While a long military column appears stalled north of Ukraine's capital Kyiv, Russian troops have already seized Kherson, a Black Sea city of 290,000 people, after a three-day siege that left it short of food and medicine.
Russian troops are also pressuring the port city of Mariupol east of Kherson, which is without water or electricity in the depths of winter.
"They are trying to create a blockade here, just like in Leningrad," Mariupol mayor Vadym Boichenko said, referring to the brutal Nazi siege of Russia's second city, now re-named Saint Petersburg.
In the northern city of Chernihiv, 33 people died Thursday when Russian forces hit residential areas, including schools and a high-rise apartment block.
And Ukrainian authorities said residential areas in the eastern city of Kharkiv had been "pounded all night" by indiscriminate shelling, which UN prosecutors are investigating as a possible war crime.
- 'Maybe it's hell' -
Many Ukrainians were digging in.
Volunteers in industrial hub Dnipro were making sandbags and collecting bottles for Molotov cocktails as they prepared for an onslaught.
In Lviv, volunteers organised food and supplies to send to other cities and produced home-made anti-tank obstacles after watching YouTube tutorials.
But for others, the worst has already come.
Oleg Rubak's wife Katia, 29, was crushed in their family home in Zhytomyr, west of Kyiv, by a Russian missile strike.
"One minute I saw her going into the bedroom. A minute later there was nothing," Rubak, 32, told AFP amid the ruins in the bitter winter chill.
"I hope she's in heaven and all is perfect for her," he said, in tears.
Gesturing at the pile of rubble, he said what remained was "not even a room, it's... maybe it's hell."
The conflict has already produced more than one million refugees who have streamed into neighbouring countries to be welcomed by volunteers handing them water, food and giving them medical treatment.
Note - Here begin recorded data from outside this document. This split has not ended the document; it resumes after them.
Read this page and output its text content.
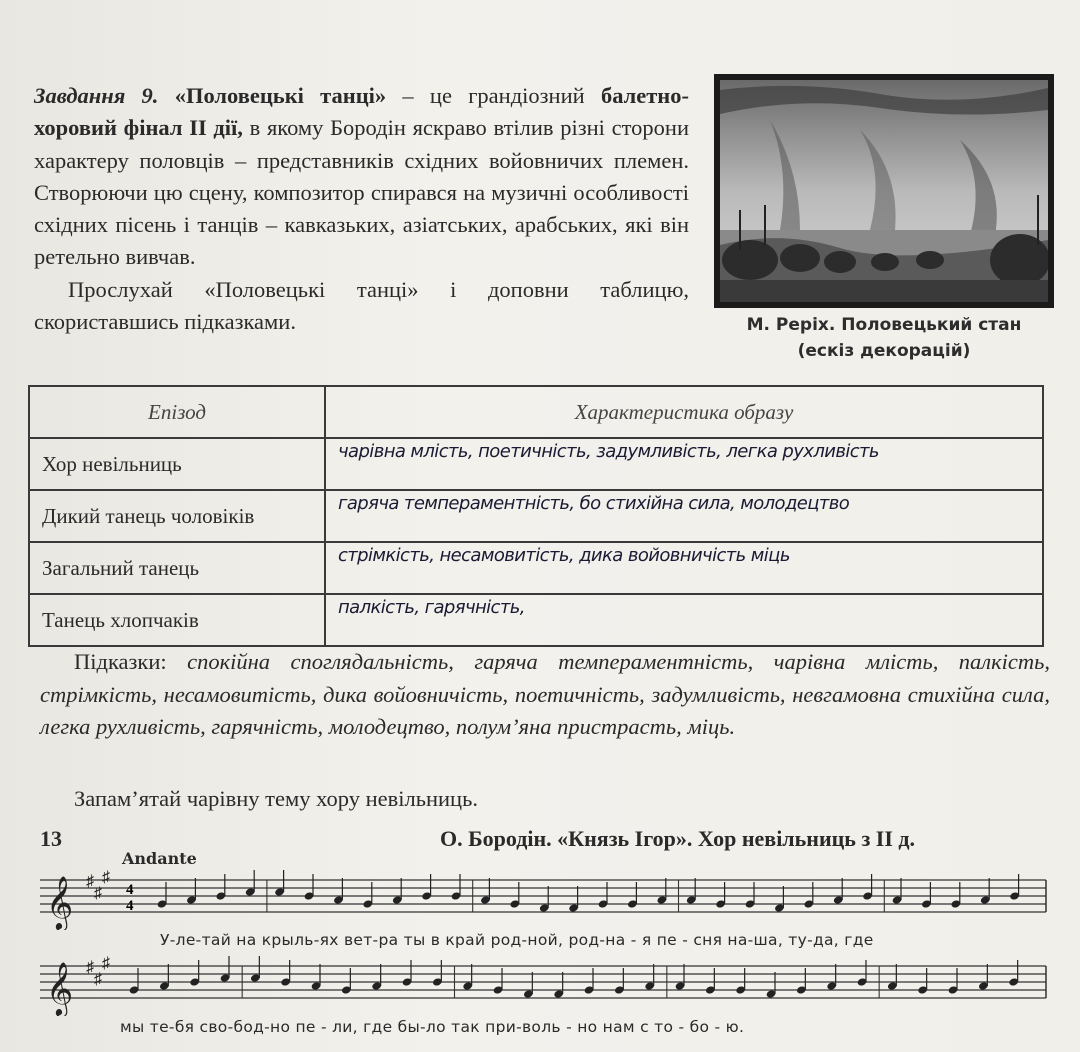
Завдання 9. «Половецькі танці» – це грандіозний балетно-хоровий фінал II дії, в якому Бородін яскраво втілив різні сторони характеру половців – представників східних войовничих племен. Створюючи цю сцену, композитор спирався на музичні особливості східних пісень і танців – кавказьких, азіатських, арабських, які він ретельно вивчав.

Прослухай «Половецькі танці» і доповни таблицю, скориставшись підказками.	М. Реріх. Половецький стан
(ескіз декорацій)
Епізод	Характеристика образу
Хор невільниць	чарівна мліcть, поетичність, задумливість, легка рухливість
Дикий танець чоловіків	гаряча темпераментність, бо стихійна сила, молодецтво
Загальний танець	стрімкість, несамовитість, дика войовничість міць
Танець хлопчаків	палкість, гарячність,

Підказки: спокійна споглядальність, гаряча темпераментність, чарівна млість, палкість, стрімкість, несамовитість, дика войовничість, поетичність, задумливість, невгамовна стихійна сила, легка рухливість, гарячність, молодецтво, полум’яна пристрасть, міць.

Запам’ятай чарівну тему хору невільниць.
13	О. Бородін. «Князь Ігор». Хор невільниць з II д.
Andante
𝄞 ♯
♯
♯
4
4
У-ле-тай на крыль-ях вет-ра ты в край род-ной, род-на - я пе - сня на-ша, ту-да, где
𝄞 ♯
♯
♯
мы те-бя сво-бод-но пе - ли, где бы-ло так при-воль - но нам с то - бо - ю.
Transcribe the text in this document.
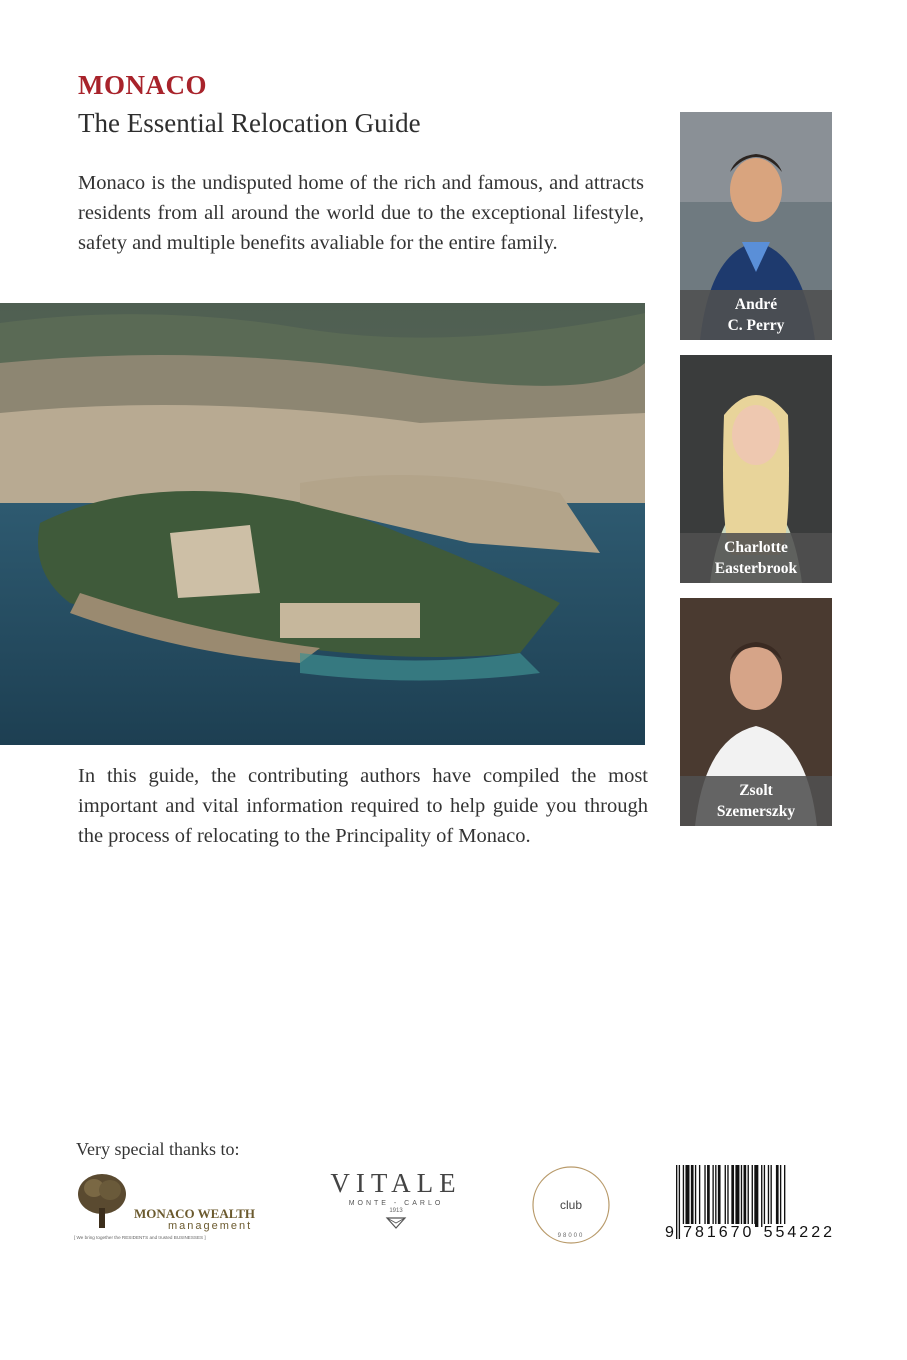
MONACO
The Essential Relocation Guide
Monaco is the undisputed home of the rich and famous, and attracts residents from all around the world due to the exceptional lifestyle, safety and multiple benefits avaliable for the entire family.
André
C. Perry
Charlotte
Easterbrook
Zsolt
Szemerszky
In this guide, the contributing authors have compiled the most important and vital information required to help guide you through the process of relocating to the Principality of Monaco.
Very special thanks to:
MONACO WEALTH
management
[ We bring together the RESIDENTS and trusted BUSINESSES ]
VITALE
MONTE - CARLO
1913	club
98000	9 781670 554222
Both the EU and the United States said they would approve temporary protection for all refugees fleeing the war -- numbered by the United Nations at more than one million and counting.
"We left everything there as they came and ruined our lives," refugee Svitlana Mostepanenko told AFP in Prague.
The fear of igniting all-out war with nuclear-armed Russia has put some limits on Western support for Ukraine, though a steady supply of weaponry and intelligence continues.
The main lever used to pressure Russia globally has been sanctions, piled on by the West.
The ruble has gone into free-fall, while Russia's central bank -- whose foreign reserves have been frozen in the West -- imposed a 30-percent tax on all sales of hard currency, following a run on lenders by ordinary Russians.
And Putin's invasion has seen some eastern European countries lean even harder West, with both Georgia and Moldova applying for EU membership on Thursday.
In Russia, authorities have imposed a media blackout on the fighting and two liberal media groups -- Ekho Moskvy radio and TV network Dozhd -- said they were halting operations, in another death-knell for independent reporting in Putin's Russia.